Days such as the one that nearly overwhelmed the system might one day become routine as projected population growth taxes the regional transportation network.

The grim prospect of a transit agency already burdened with a system that has deteriorated after decades of deferred maintenance and yet will face significant new demand was served up Friday as a microcosm of the nation’s dilemma.

The U.S. population is forecast to grow by 100 million — a 30 percent increase — before the middle of the 21st century. And right now a nationwide transportation system built in the middle of the 20th century is falling apart.

There isn’t enough money to arrest its decline, and the public is largely oblivious to the need.

That was the general consensus Friday at a transportation conference that heard from Transportation Secretary Ray LaHood; House Transportation Committee Chairman John L. Mica (R-Fla.) and his predecessor as chairman, former representative James L. Oberstar (D-Minn.); and a dozen other experts.

“Why haven’t we invested?” said Alan Pisarski, a transportation consultant. “We haven’t made a credible case to the American people.”

The problem is twofold. Although complaints about traffic congestion are commonplace, to the average consumer the transportation system appears to be working reasonably well. And, said several speakers at the conference hosted by Washington Post Live, the amount of money needed to restore and expand it is so enormous that few taxpayers can relate.

“All of the numbers are so gargantuan large that they’re useless when you’re trying to communicate with the public,” said Roy Kienitz, undersecretary for policy at the Department of Transportation.

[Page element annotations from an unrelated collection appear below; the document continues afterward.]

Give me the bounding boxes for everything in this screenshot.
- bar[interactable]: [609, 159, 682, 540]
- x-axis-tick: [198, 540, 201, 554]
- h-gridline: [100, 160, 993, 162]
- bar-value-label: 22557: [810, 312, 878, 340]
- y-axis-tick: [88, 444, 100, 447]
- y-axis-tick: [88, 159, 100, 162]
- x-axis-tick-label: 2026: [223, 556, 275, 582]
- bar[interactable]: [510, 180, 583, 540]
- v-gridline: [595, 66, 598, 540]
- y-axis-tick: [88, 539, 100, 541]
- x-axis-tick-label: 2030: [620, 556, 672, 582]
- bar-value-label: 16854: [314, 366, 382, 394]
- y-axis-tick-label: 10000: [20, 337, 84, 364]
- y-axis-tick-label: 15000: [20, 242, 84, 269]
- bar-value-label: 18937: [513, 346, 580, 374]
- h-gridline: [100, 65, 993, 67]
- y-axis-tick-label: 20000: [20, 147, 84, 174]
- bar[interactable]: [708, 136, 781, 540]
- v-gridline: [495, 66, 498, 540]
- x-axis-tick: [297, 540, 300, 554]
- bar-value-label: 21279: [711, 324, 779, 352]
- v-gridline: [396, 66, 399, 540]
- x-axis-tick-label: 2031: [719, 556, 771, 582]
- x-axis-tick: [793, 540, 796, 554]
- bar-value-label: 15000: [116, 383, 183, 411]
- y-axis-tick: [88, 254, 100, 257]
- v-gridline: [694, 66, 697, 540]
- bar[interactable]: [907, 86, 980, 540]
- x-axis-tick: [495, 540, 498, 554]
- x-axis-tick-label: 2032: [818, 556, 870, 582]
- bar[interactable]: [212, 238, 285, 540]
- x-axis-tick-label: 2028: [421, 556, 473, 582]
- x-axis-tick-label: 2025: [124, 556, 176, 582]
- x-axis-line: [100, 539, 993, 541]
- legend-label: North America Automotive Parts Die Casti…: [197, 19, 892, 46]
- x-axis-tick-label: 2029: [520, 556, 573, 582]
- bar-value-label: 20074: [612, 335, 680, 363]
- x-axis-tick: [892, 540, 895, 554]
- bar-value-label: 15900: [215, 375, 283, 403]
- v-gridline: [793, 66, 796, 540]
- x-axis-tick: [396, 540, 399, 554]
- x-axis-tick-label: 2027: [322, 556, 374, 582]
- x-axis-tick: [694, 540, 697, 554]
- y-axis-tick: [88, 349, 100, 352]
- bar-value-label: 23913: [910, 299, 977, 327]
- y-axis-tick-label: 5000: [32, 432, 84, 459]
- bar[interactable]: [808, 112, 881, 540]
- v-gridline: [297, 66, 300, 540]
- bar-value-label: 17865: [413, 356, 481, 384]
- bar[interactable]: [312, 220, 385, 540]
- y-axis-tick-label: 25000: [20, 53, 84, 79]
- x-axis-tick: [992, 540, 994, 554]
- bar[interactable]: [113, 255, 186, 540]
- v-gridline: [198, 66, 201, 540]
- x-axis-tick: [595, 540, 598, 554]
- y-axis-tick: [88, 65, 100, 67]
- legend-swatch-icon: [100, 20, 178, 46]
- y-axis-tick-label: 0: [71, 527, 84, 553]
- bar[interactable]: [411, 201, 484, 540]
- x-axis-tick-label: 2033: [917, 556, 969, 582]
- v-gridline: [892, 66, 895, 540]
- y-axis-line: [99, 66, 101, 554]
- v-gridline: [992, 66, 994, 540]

TheAmerican Society of Civil Engineers has estimated that an investment of $1.7 trillion is needed between now and 2020 to rebuild roads, bridges, water lines, sewage systems and dams that are reaching the ends of their planned life cycles. The Urban Institute puts the price tag at $2 trillion.

Last year, a report by 80 experts led by former transportation secretaries Norman Y. Mineta and Samuel K. Skinner called for an annual investment of $262 billion.

Fail to invest now, and the cost will increase later. Already, the civil engineers said, infrastructure deficiencies add $97 billion a year to the cost of operating vehicles and result in travel delays that cost $32 billion.

“The politicians have been ignoring this data,” said Peter Ruane, president of the American Road and Transportation Builders Association . “This is negligence at the national level.”

He said the discussion over meeting infrastructure needs had been “reduced to a cartoon, a caricature,” in the political debate. “It looks like Congress is going to do the right thing,” he said. “Will they give us the right amount of resources? Right now, it doesn’t look like it.”

As Congress grapples with taming a massive deficit, just keeping transportation funding at current levels has been heralded as a triumph. Though neither house has made public a written proposal, the House has talked of allocating roughly $45 billion a year, while the Senate number is about $54 billion.

Given the gap between estimated need and available cash, there is a bipartisan push to get some form of long-term funding bill through Congress. That, everyone agrees, at least will allow states to tackle major projects that cannot be launched without funding certainty.

But if the nation is going to be saved from a deepening infrastructure crisis, the next steps require finding billions in new revenues, streamlining the project approval process and developing private-public schemes to rebuild and expand highway and transit systems, the panelists said.

Without that, the United States will not remain competitive with other countries.

“We are in a crisis,” saidMetro’s general manager, Richard Sarles. “After ribbons are cut, systems are ignored and decay sets in. There’s finally recognition we’ve got to find a good level of funding to resolve it.”

Metro has a six-year plan to spend $5 billion on capital improvements to the decaying system. But it has constant infrastructure problems. Even as the conference was going on, Metro officials were advising passengers to avoid the Red Line in Friday morning’s rush hour because of a track fire that caused the Union Station stop to be temporarily closed for more than an hour.